IMO we can close this.

[simonzkl]

This should be fixed since 2.12 with #7039

IMO we can close this.

Nope, I can confirm it's still using api.github.com in 2.17 without access-tokens set.

error:
       … while fetching the input 'github:NixOS/nixpkgs/nixpkgs-unstable'
       error: unable to download 'https://api.github.com/repos/NixOS/nixpkgs/commits/nixpkgs-unstable': HTTP error 403

[SuperSandro2000]

This is probably happening here when resolving the rev https://github.com/NixOS/nix/blob/57eb62d2307adfd6ce881b41c861eb873153517c/src/libfetchers/github.cc#L258-L276

[simonzkl]

Actually this was from nix profile install in CI so it makes sense it queries the Github API for the latest revision.

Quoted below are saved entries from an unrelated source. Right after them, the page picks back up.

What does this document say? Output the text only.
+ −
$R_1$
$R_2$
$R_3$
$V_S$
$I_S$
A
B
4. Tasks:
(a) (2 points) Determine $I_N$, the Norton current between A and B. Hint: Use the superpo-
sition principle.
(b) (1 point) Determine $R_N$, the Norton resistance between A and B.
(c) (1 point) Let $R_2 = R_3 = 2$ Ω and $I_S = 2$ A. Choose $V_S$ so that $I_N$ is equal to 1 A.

I assume with locked inputs it should be able to download archives directly.

[Atry]

use the https+git scheme

You can't count on that fetcher giving the same exact same result, because of the .gitattributes export-ignore attribute iirc.

I understand it is difficult to match the tarball's checksum via git+https protocol, but why do we ever have github protocol? Why not deprecate github protocol and switch to git+https?

[Atry]

It would be nice if we could provide an option to replace github protocol to git+https protocol in transitive dependencies when generating flake.lock.